Characterization of atrial fibrillation linked mutations using the Na v 1.5 knock-out of atrial cardiomyocytes derived from iPSCs.

Atrial fibrillation (AF) is the most common cardiac arrhythmia diagnosed and affects more than 33 million on people word wide. AF increases the risk of heart failure and myocardial infarction. Some studies carried out on HEK293 cells and murine models have shown that SCN5A mutations are linked to AF. However, the mechanism by which NaV1.5 mutations generate cardiac arrhythmias is still to be elucidated. Human induced pluripotent stem cells (hiPSCs) hold great promise to model NaV1.5-linked AF mutations and recapitulate the functional changes. Previously, our laboratory established an NaV1.5 knock-out (KO) iPSC line with CRISPR/Cas9 technology. In this study, atrial cardiomyocytes (iPSC-aCMs) were differentiated from the Control and NaV1.5 KO iPSC lines. We aim to characterise the atrial statue of the iPSC-aCMs, and then, use the model to express two AF Nav1.5-linked mutations (K1493R and M1875T). To verify that NaV1.5 protein expression was suppressed, immunocytofluorescence and Western blot analysis were performed. Action potentials (APs) recordings in current-clamp mode showed that APs from the NaV1.5 KO iPSC-aCMs exhibited a significant decrease of the AP overshoot and the upstroke velocity. Voltage-clamp analysis in NaV1.5/K1493R-transfected KO iPSC-aCMs showed a shift of the steady-state activation toward hyperpolarized voltage while the NaV1.5/M1875T expression provoked an increase of the Na+ current density and a shift of the steady-state inactivation toward depolarized voltage. These alterations increase the window current which indicate a channel gain-of-function.

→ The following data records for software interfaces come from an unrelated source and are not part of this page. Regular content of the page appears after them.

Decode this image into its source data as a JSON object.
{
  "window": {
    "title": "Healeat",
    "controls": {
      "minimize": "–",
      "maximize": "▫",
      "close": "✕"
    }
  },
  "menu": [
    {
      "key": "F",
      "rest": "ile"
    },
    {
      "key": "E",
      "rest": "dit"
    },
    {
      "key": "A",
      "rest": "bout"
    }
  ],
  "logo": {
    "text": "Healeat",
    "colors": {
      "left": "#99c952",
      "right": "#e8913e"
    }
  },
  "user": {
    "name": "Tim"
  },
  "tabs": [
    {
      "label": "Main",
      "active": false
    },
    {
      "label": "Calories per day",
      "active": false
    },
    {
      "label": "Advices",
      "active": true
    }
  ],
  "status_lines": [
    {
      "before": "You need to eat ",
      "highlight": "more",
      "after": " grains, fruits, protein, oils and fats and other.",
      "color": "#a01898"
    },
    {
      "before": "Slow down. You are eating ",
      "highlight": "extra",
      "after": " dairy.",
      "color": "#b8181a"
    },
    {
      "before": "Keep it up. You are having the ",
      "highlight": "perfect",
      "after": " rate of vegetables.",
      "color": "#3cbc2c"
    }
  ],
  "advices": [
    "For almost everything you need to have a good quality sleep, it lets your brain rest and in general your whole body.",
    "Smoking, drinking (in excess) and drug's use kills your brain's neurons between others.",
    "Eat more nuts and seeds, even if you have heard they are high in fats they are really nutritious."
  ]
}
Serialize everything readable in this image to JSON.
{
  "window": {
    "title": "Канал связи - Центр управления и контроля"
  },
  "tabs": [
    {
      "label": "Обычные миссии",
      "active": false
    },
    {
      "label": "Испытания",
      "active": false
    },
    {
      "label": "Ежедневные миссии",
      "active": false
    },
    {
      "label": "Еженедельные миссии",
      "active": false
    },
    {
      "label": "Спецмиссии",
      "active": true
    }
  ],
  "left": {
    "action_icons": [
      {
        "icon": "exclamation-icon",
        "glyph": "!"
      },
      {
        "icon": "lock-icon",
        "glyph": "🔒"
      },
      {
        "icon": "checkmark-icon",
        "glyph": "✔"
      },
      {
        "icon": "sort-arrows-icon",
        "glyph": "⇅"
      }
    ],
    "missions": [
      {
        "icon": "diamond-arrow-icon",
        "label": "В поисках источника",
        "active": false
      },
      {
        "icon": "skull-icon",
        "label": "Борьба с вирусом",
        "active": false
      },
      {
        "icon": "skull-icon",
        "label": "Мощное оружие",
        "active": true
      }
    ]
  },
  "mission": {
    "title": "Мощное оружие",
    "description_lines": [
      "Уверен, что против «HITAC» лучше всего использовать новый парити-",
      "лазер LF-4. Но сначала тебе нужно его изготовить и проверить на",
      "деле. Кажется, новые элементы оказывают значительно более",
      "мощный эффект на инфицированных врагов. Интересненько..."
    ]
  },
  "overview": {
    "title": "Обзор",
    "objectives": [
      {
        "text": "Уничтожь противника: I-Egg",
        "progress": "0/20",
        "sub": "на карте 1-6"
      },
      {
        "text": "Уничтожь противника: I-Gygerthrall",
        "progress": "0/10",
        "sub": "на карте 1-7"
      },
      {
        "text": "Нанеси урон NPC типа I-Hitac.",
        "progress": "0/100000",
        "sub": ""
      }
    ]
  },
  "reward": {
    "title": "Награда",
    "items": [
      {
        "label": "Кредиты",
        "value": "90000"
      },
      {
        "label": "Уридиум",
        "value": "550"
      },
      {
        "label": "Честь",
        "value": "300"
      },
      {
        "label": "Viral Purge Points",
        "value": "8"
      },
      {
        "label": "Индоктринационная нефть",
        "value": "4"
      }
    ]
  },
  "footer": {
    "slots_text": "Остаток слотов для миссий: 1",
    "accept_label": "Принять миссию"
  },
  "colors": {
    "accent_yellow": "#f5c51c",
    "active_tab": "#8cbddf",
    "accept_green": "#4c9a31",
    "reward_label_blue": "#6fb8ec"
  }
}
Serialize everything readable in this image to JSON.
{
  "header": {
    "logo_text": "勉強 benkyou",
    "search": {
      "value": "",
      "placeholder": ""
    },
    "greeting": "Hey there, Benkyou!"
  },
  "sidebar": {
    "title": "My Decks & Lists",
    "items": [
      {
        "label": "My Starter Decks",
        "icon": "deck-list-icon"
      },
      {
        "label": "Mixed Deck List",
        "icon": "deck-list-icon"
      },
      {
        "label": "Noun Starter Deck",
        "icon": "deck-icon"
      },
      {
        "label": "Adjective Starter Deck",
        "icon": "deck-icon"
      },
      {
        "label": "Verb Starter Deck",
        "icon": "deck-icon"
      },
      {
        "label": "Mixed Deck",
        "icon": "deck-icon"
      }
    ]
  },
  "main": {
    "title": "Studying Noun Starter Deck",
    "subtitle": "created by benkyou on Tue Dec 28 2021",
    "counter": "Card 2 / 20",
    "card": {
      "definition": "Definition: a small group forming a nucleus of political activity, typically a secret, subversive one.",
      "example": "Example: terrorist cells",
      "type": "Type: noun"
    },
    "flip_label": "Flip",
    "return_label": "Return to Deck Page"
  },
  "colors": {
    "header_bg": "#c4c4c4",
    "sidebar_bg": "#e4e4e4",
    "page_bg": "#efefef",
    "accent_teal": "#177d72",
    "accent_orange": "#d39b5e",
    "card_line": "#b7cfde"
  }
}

The AP recordings showed a decrease of the depolarization threshold corresponding to a cellular excitability increase. 61 and 80 % of NaV1.5/K1493R and /M1875T-transfected iPSC-aCMs respectively, exhibited arrhythmic events such as early and delayed afterdepolarizations (EADs and DADs). Our results confirm that the gain-of-function by shifting of the activation and inactivation properties is the cause of AF.